O almeno così mi viene raccontata e, mentre immagino l’emozione della scoperta, mi viene in mente una scena ben più singolare e inizio a dar voce a dei personaggi che esistono solo nella mia testa.

“Hey guarda c’è un foro qui!”

“Ma dove? Fai vedere!”

“Hai ragione, chissà se dietro c’è qualcosa, passami la torcia.”

“Ecco tieni”

“Ma non si vede nulla aspetta provo ad andare più il là”

“Cazzo!”

“Che c’è!?”

“Mi è scivolata la torcia!”

“Ma sei scemo?! L’avevo appena comprata! Che palle! Ora mi rendi i soldi.”

“Vabbè dai non fare il taccagno, vediamo se la recuperiamo”

“Taccagno un accidenti! Fosse stata la tua mi ci avresti già ficcato la testa in quel buco.”

“Quanto la fai lunga! Dai adesso proviamo a fare in qualche modo. Prendi quel bastone”

“Quale?”

“Quello laggiù vicino agli zaini”

“Che ci vuoi fare?”

“Provo a tirare a me la torcia”

“Non ce la farai mai”

“Perché?”

“Hai presente il telecomando che mi era cascato dietro al mobile di camera?”

“E allora?”

“Ho provato con il manico della scopa ma non sono riuscito a recuperarlo”

“Quindi?”

“Quindi ne ho comprato un’altro.”

“No intendo dire…quindi cosa c’entra?”

“Non credo che ce la farai. Perciò quando torniamo indietro mi compri una torcia nuova”

“Che palle che sei!
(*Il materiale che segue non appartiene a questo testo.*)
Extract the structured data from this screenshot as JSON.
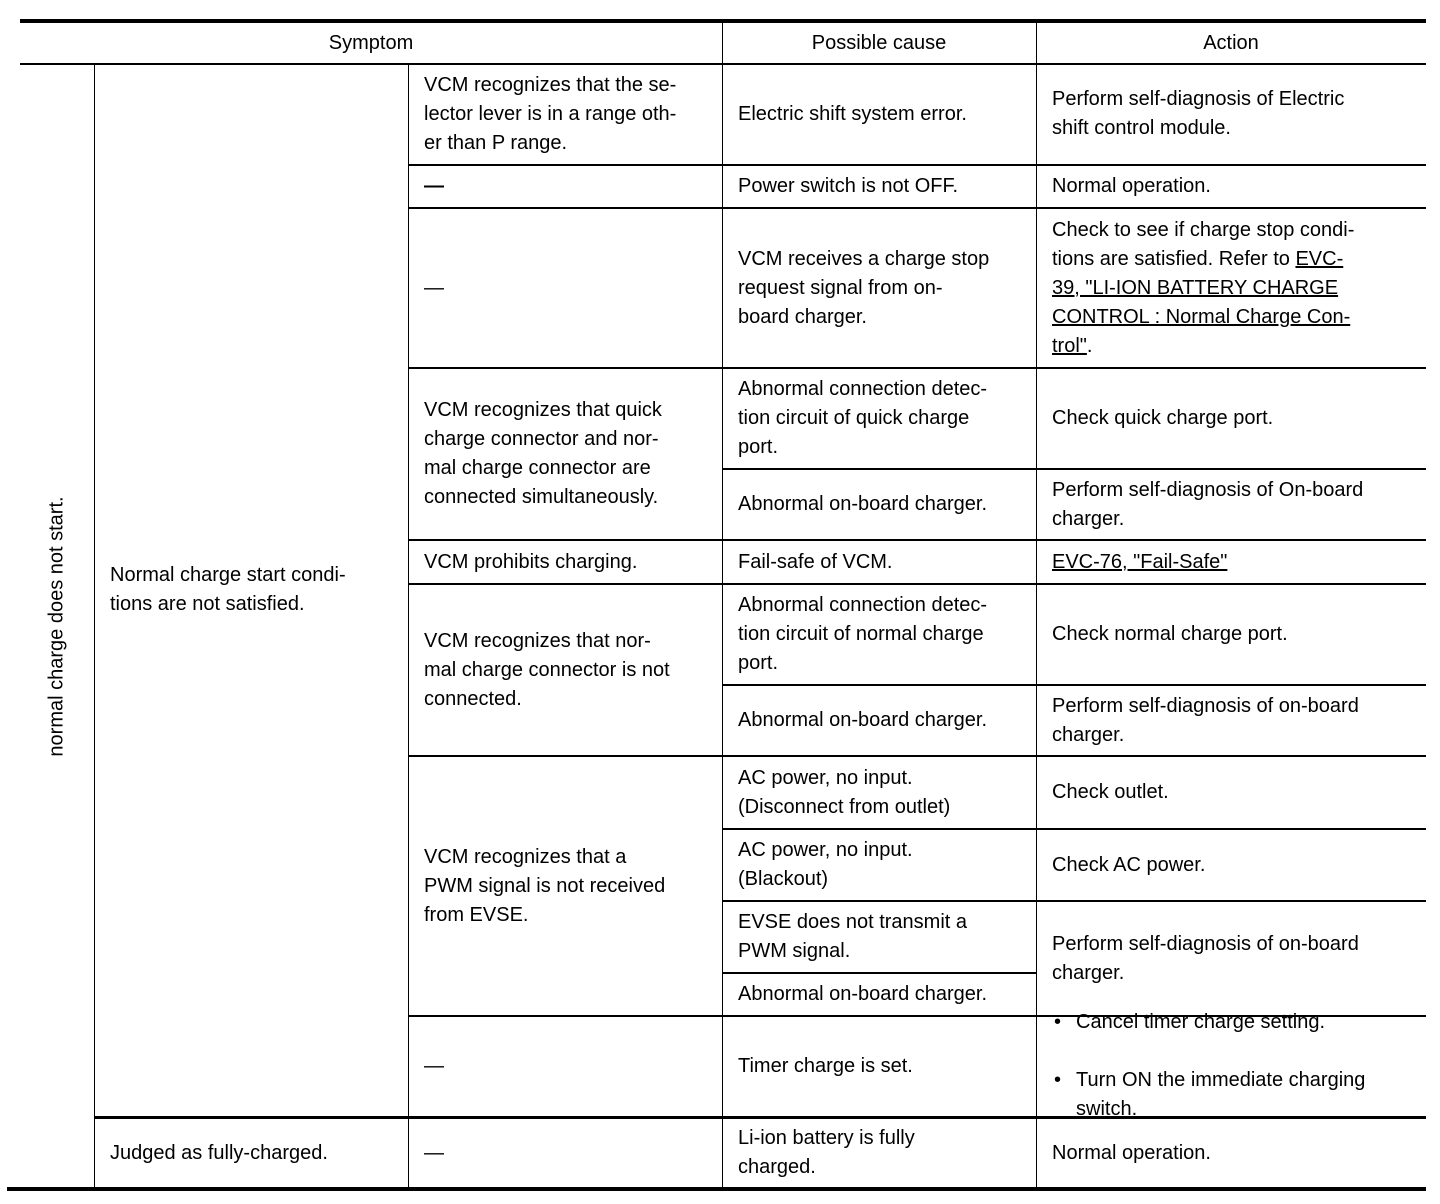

Smettila… Ecco!”

“Cosa?!”

“Mi hai distratto con tutti i tuoi discorsi e ho perso anche il bastone”

“Come diavolo hai fatto?”

“Ho fatto che tu parli troppo e mi distrai, ecco come ho fatto! Cosa c’è? Adesso vuoi farmi pagare anche il bastone?”

“Sei un cretino”

“Siamo in due allora. Passami una sigaretta và”……

Il resto è storia.

Mentre passeggio tra stalattiti e stalagmiti in queste stanze sotterranee gigantesche sento tutto il peso della piccolezza umana. Sto camminando tra formazioni di milioni di anni, nel ventre della terra e, lasciando che il gruppo vada un po’ più avanti e che le voci si allontanino, sento persino il rumore della vita e il suo ritmo incessante. Una goccia che cade, un’altra che scivola, dell’acqua che scorre in lontananza. Sembra tutto immobile ma non lo è, tutto respira e tutto è mutevole.
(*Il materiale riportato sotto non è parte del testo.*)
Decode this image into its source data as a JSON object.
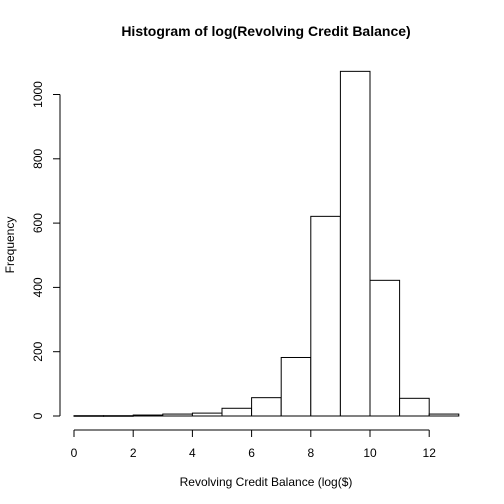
{
  "chart_data": {
    "type": "bar",
    "title": "Histogram of log(Revolving Credit Balance)",
    "xlabel": "Revolving Credit Balance (log($)",
    "ylabel": "Frequency",
    "x_ticks": [
      0,
      2,
      4,
      6,
      8,
      10,
      12
    ],
    "y_ticks": [
      0,
      200,
      400,
      600,
      800,
      1000
    ],
    "xlim": [
      0,
      13
    ],
    "ylim": [
      0,
      1070
    ],
    "bins": [
      {
        "start": 0,
        "end": 1,
        "value": 1
      },
      {
        "start": 1,
        "end": 2,
        "value": 1
      },
      {
        "start": 2,
        "end": 3,
        "value": 3
      },
      {
        "start": 3,
        "end": 4,
        "value": 6
      },
      {
        "start": 4,
        "end": 5,
        "value": 9
      },
      {
        "start": 5,
        "end": 6,
        "value": 24
      },
      {
        "start": 6,
        "end": 7,
        "value": 57
      },
      {
        "start": 7,
        "end": 8,
        "value": 182
      },
      {
        "start": 8,
        "end": 9,
        "value": 621
      },
      {
        "start": 9,
        "end": 10,
        "value": 1072
      },
      {
        "start": 10,
        "end": 11,
        "value": 422
      },
      {
        "start": 11,
        "end": 12,
        "value": 55
      },
      {
        "start": 12,
        "end": 13,
        "value": 6
      }
    ],
    "grid": false,
    "legend": "none"
  }
}
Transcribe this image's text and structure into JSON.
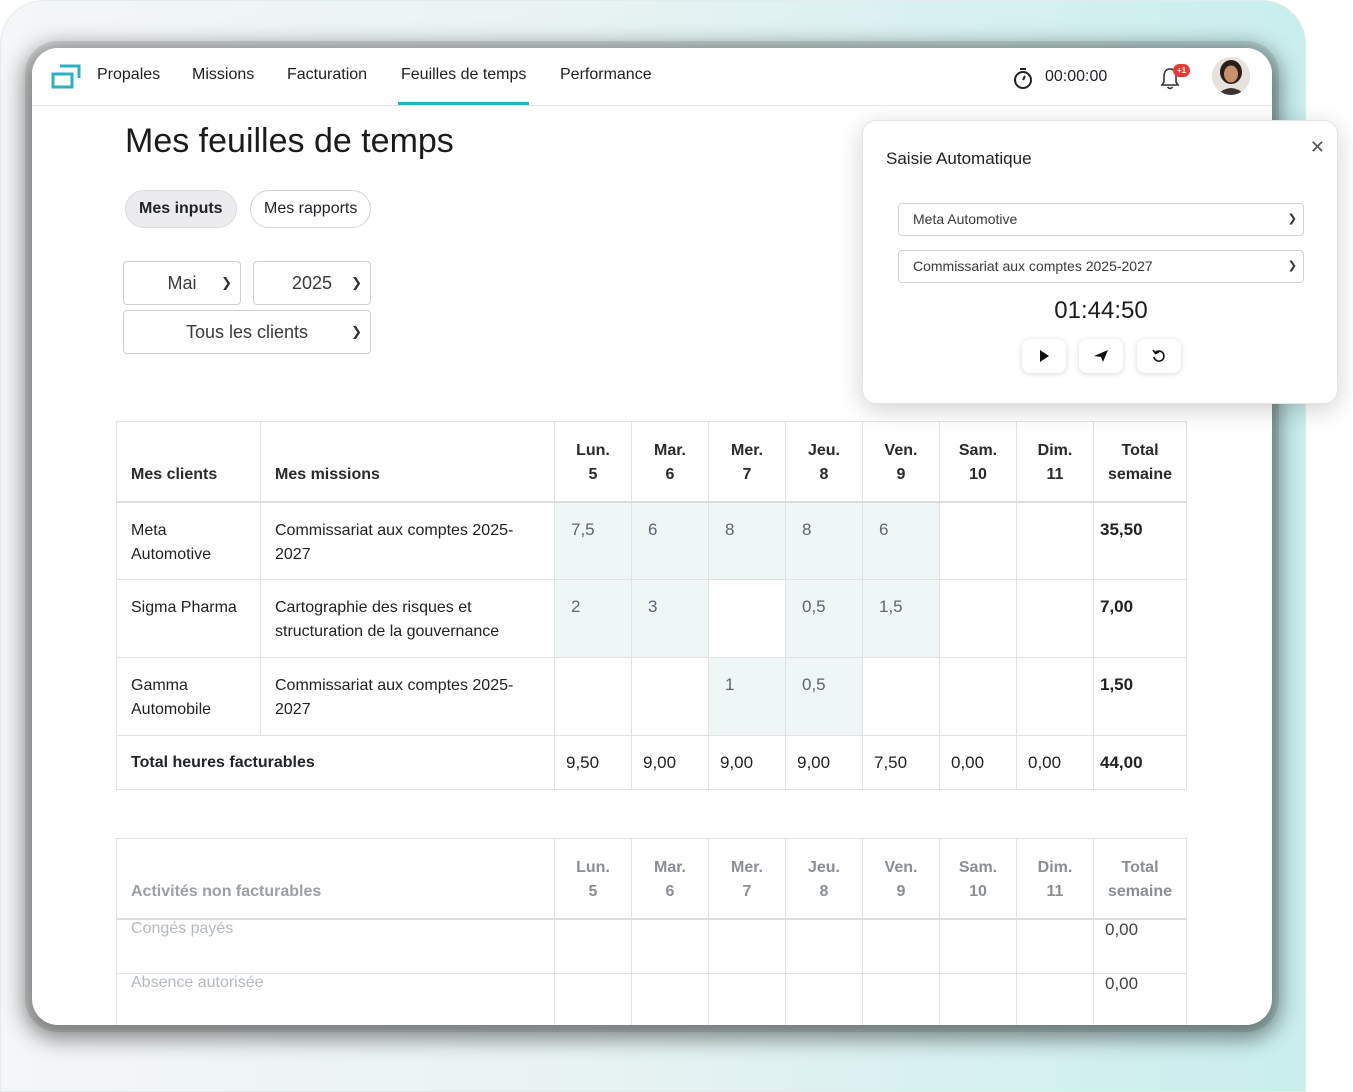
{
  "nav": {
    "items": [
      "Propales",
      "Missions",
      "Facturation",
      "Feuilles de temps",
      "Performance"
    ],
    "active": "Feuilles de temps",
    "timer": "00:00:00",
    "notif_badge": "+1"
  },
  "page": {
    "title": "Mes feuilles de temps",
    "tabs": [
      "Mes inputs",
      "Mes rapports"
    ],
    "filters": {
      "month": "Mai",
      "year": "2025",
      "client": "Tous les clients"
    }
  },
  "billable": {
    "headers": {
      "clients": "Mes clients",
      "missions": "Mes missions",
      "days": [
        [
          "Lun.",
          "5"
        ],
        [
          "Mar.",
          "6"
        ],
        [
          "Mer.",
          "7"
        ],
        [
          "Jeu.",
          "8"
        ],
        [
          "Ven.",
          "9"
        ],
        [
          "Sam.",
          "10"
        ],
        [
          "Dim.",
          "11"
        ]
      ],
      "total": [
        "Total",
        "semaine"
      ]
    },
    "rows": [
      {
        "client": "Meta Automotive",
        "mission": "Commissariat aux comptes 2025-2027",
        "hours": [
          "7,5",
          "6",
          "8",
          "8",
          "6",
          "",
          ""
        ],
        "filled": [
          true,
          true,
          true,
          true,
          true,
          false,
          false
        ],
        "total": "35,50"
      },
      {
        "client": "Sigma Pharma",
        "mission": "Cartographie des risques et structuration de la gouvernance",
        "hours": [
          "2",
          "3",
          "",
          "0,5",
          "1,5",
          "",
          ""
        ],
        "filled": [
          true,
          true,
          false,
          true,
          true,
          false,
          false
        ],
        "total": "7,00"
      },
      {
        "client": "Gamma Automobile",
        "mission": "Commissariat aux comptes 2025-2027",
        "hours": [
          "",
          "",
          "1",
          "0,5",
          "",
          "",
          ""
        ],
        "filled": [
          false,
          false,
          true,
          true,
          false,
          false,
          false
        ],
        "total": "1,50"
      }
    ],
    "totals": {
      "label": "Total heures facturables",
      "days": [
        "9,50",
        "9,00",
        "9,00",
        "9,00",
        "7,50",
        "0,00",
        "0,00"
      ],
      "week": "44,00"
    }
  },
  "nonbillable": {
    "header": "Activités non facturables",
    "rows": [
      {
        "label": "Congés payés",
        "total": "0,00"
      },
      {
        "label": "Absence autorisée",
        "total": "0,00"
      }
    ]
  },
  "popup": {
    "title": "Saisie Automatique",
    "client": "Meta Automotive",
    "mission": "Commissariat aux comptes 2025-2027",
    "time": "01:44:50",
    "controls": [
      "play-icon",
      "send-icon",
      "reset-icon"
    ]
  }
}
Quaggiù la percezione delle dimensioni è totalmente distorta. Ciò che sembra molto piccolo e lontano in realtà è enorme e poco distante mentre ciò che sembra molto vicino e gigante, in realtà è distante e di dimensioni ridotte. Un po’ come guardare un lavoro di Escher: le cose non sono quello che sembrano e sembrano ciò che non sono.
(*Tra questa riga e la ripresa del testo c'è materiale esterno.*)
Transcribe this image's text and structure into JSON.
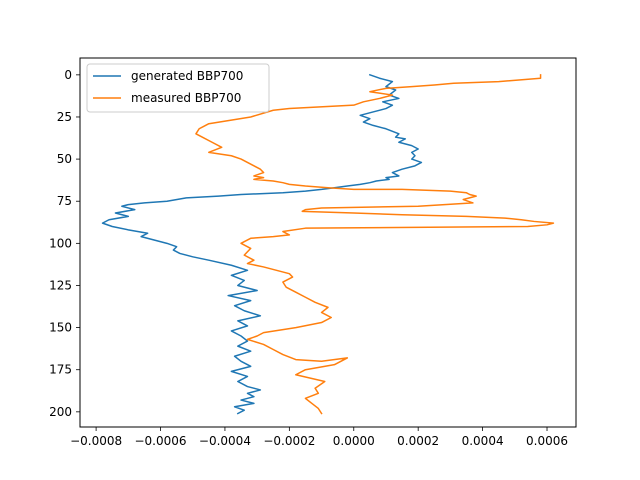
{
  "chart_data": {
    "type": "line",
    "title": "",
    "xlabel": "",
    "ylabel": "",
    "xlim": [
      -0.00085,
      0.00069
    ],
    "ylim": [
      209,
      -10
    ],
    "y_inverted": true,
    "grid": false,
    "legend_position": "upper left",
    "x_ticks": [
      -0.0008,
      -0.0006,
      -0.0004,
      -0.0002,
      0.0,
      0.0002,
      0.0004,
      0.0006
    ],
    "x_tick_labels": [
      "−0.0008",
      "−0.0006",
      "−0.0004",
      "−0.0002",
      "0.0000",
      "0.0002",
      "0.0004",
      "0.0006"
    ],
    "y_ticks": [
      0,
      25,
      50,
      75,
      100,
      125,
      150,
      175,
      200
    ],
    "y_tick_labels": [
      "0",
      "25",
      "50",
      "75",
      "100",
      "125",
      "150",
      "175",
      "200"
    ],
    "series": [
      {
        "name": "generated BBP700",
        "color": "#1f77b4",
        "x": [
          5e-05,
          8e-05,
          0.00012,
          0.0001,
          0.00013,
          0.00011,
          0.00014,
          9e-05,
          0.00012,
          0.0001,
          6e-05,
          2e-05,
          5e-05,
          3e-05,
          6e-05,
          0.0001,
          0.00014,
          0.00013,
          0.00016,
          0.00014,
          0.00018,
          0.0002,
          0.00018,
          0.00019,
          0.00018,
          0.00021,
          0.00019,
          0.00015,
          0.00012,
          0.00014,
          0.0001,
          0.00011,
          7e-05,
          5e-05,
          2e-05,
          -2e-05,
          -6e-05,
          -0.0001,
          -0.00015,
          -0.00022,
          -0.00035,
          -0.00042,
          -0.00052,
          -0.00058,
          -0.00065,
          -0.0007,
          -0.00072,
          -0.00068,
          -0.00074,
          -0.0007,
          -0.00076,
          -0.00078,
          -0.00075,
          -0.0007,
          -0.00064,
          -0.00066,
          -0.00062,
          -0.00058,
          -0.00055,
          -0.00056,
          -0.00054,
          -0.0005,
          -0.00045,
          -0.00038,
          -0.00033,
          -0.00038,
          -0.00034,
          -0.00036,
          -0.0003,
          -0.00039,
          -0.00032,
          -0.00037,
          -0.00034,
          -0.00029,
          -0.00036,
          -0.00033,
          -0.00038,
          -0.00035,
          -0.00033,
          -0.00036,
          -0.00032,
          -0.00037,
          -0.00035,
          -0.00032,
          -0.00038,
          -0.00033,
          -0.00036,
          -0.00033,
          -0.00029,
          -0.00033,
          -0.00031,
          -0.00035,
          -0.00031,
          -0.00037,
          -0.00034,
          -0.00036
        ],
        "y": [
          0,
          2,
          4,
          7,
          9,
          12,
          14,
          16,
          18,
          20,
          22,
          24,
          26,
          28,
          30,
          32,
          35,
          37,
          38,
          40,
          42,
          44,
          46,
          48,
          50,
          52,
          54,
          56,
          58,
          60,
          61,
          62,
          63,
          64,
          65,
          66,
          67,
          68,
          69,
          70,
          71,
          72,
          73,
          75,
          76,
          77,
          78,
          80,
          82,
          84,
          86,
          88,
          90,
          92,
          94,
          96,
          98,
          100,
          102,
          104,
          106,
          108,
          110,
          113,
          116,
          119,
          122,
          125,
          128,
          131,
          134,
          137,
          140,
          143,
          146,
          149,
          152,
          155,
          158,
          161,
          164,
          167,
          170,
          173,
          176,
          179,
          182,
          185,
          187,
          189,
          191,
          193,
          195,
          197,
          199,
          201
        ]
      },
      {
        "name": "measured BBP700",
        "color": "#ff7f0e",
        "x": [
          0.00058,
          0.00058,
          0.00045,
          0.00031,
          0.00025,
          0.00018,
          0.0001,
          5e-05,
          0.00012,
          8e-05,
          3e-05,
          0.0,
          -0.0002,
          -0.00025,
          -0.00032,
          -0.00045,
          -0.00048,
          -0.00049,
          -0.00047,
          -0.00044,
          -0.00041,
          -0.00045,
          -0.00038,
          -0.00035,
          -0.00033,
          -0.00031,
          -0.00029,
          -0.00028,
          -0.00031,
          -0.00028,
          -0.00031,
          -0.00025,
          -0.00022,
          -0.0002,
          -0.00015,
          -8e-05,
          0.0,
          0.00015,
          0.0003,
          0.00035,
          0.00036,
          0.00038,
          0.00034,
          0.00037,
          0.0002,
          -0.0001,
          -0.00015,
          -0.00016,
          0.0,
          0.00015,
          0.00035,
          0.00047,
          0.00052,
          0.00056,
          0.00062,
          0.0006,
          0.00054,
          -0.00015,
          -0.00022,
          -0.0002,
          -0.00025,
          -0.00032,
          -0.00035,
          -0.00032,
          -0.00034,
          -0.00031,
          -0.00033,
          -0.00028,
          -0.00024,
          -0.0002,
          -0.00019,
          -0.00022,
          -0.00021,
          -0.00018,
          -0.00015,
          -0.00012,
          -8e-05,
          -0.0001,
          -7e-05,
          -0.0001,
          -0.00018,
          -0.00028,
          -0.0003,
          -0.00033,
          -0.00028,
          -0.00025,
          -0.00022,
          -0.00018,
          -0.0001,
          -2e-05,
          -6e-05,
          -0.00015,
          -0.00018,
          -9e-05,
          -0.00012,
          -0.00011,
          -0.00015,
          -0.00013,
          -0.00011,
          -0.0001
        ],
        "y": [
          0,
          2,
          4,
          5,
          6,
          7,
          8,
          10,
          12,
          14,
          16,
          18,
          20,
          21,
          25,
          29,
          32,
          35,
          37,
          40,
          43,
          46,
          48,
          50,
          52,
          54,
          56,
          58,
          60,
          61,
          62,
          63,
          64,
          65,
          66,
          67,
          68,
          68,
          69,
          70,
          71,
          72,
          74,
          76,
          78,
          79,
          80,
          81,
          82,
          83,
          84,
          85,
          86,
          87,
          88,
          89,
          90,
          91,
          93,
          95,
          96,
          97,
          100,
          103,
          107,
          110,
          112,
          114,
          116,
          118,
          120,
          123,
          126,
          129,
          132,
          135,
          138,
          141,
          144,
          147,
          150,
          153,
          155,
          157,
          160,
          163,
          166,
          169,
          170,
          168,
          172,
          175,
          178,
          182,
          186,
          189,
          192,
          195,
          198,
          201
        ]
      }
    ]
  }
}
Immagino il coraggio speso per scendere attaccato ad una corda in questa grotta inghiottita dal buio. Calarsi poco per volta sentendo la pressione del vuoto, l’impercettibilità della materia, il suolo che non arriva mai e lo stato di abbandono che si fonde con l’apprensione più profonda. Immagino il freddo e il sudore che scivola veloce lungo la schiena. La curiosità. Immagino la vera curiosità, quella che ti fa sgranare gli occhi e attorcigliare le budella.

La scoperta di questo luogo e sapere che qualcuno lo ha trovato, rende tutto più emozionante. Devo confessare che per me è questa la vera attrazione.

Un spettacolo della natura in piena regola, un mondo bizzarro e unico che sarebbe rimasto invisibile agli occhi se uno, che non è Dean, non avesse giocato bene le sue carte.